DELETE or X key Delete the currently selected entity from the world.
[ (left bracket) Select the next entity in the entity list.
] (right bracket) Select the previous entity in the entity list.

The Edit Window

Depending on what you are doing, there are several edit windows that look similar but operate somewhat differently.

The edit window may contain more data than can fit on the screen. If it does, you can scroll the window around by clicking and dragging the mouse pointer on the window, or by using your mouse wheel.

Edit Entity

Edit component properties for the currently-selected entity. See scene_lab::FlatbufferEditor for more information.

List Entities

List all entities in the scene, by their entity ID and prototype.

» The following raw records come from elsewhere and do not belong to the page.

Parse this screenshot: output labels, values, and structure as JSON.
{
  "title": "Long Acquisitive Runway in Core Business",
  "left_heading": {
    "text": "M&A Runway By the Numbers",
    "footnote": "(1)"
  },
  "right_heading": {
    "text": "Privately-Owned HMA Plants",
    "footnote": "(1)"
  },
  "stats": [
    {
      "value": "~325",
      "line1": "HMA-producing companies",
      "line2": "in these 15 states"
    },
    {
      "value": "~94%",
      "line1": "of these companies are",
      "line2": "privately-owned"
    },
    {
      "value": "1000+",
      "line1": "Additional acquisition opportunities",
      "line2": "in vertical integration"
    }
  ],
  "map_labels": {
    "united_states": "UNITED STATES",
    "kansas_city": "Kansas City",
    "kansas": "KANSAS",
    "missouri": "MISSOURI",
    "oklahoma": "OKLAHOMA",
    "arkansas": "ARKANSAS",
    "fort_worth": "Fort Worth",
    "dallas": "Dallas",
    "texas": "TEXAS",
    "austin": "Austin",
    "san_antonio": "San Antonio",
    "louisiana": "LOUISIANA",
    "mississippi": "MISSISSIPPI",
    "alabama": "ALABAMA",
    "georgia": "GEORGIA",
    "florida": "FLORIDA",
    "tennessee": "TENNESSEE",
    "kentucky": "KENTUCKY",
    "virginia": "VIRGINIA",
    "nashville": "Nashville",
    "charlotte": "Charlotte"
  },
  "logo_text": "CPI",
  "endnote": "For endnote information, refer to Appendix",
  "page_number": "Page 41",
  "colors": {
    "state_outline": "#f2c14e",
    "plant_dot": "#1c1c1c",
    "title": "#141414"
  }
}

You can do a text search for a specific entity or prototype name. Clicking on an entity button once selects it, and clicking again shows you the properties for that entity, allowing you to edit them.

Settings

Change some settings in Scene Lab.

Setting Effect
Data types: On / Off Show data type names for subtables, structs, and enums. Click to toggle.
Show physics: On / Off Show the physics shapes for the selected entity. Click to toggle.
Expand all: On / Off Expand all subtables in the Flatbuffer view; otherwise you must click on the "..." next to a table to expand it. Click to toggle.
Ground-Parallel Camera: On / Off If On, all W-A-S-D keyboard movement will be parallel to the ground, and you must use the R and F keys to move up and down. If Off, movement will be in the direction of the camera.
Maximize View Click to maximize the edit window to fill the entire screen.
Hide View Click to hide the edit window. Click any tab to show the edit window again.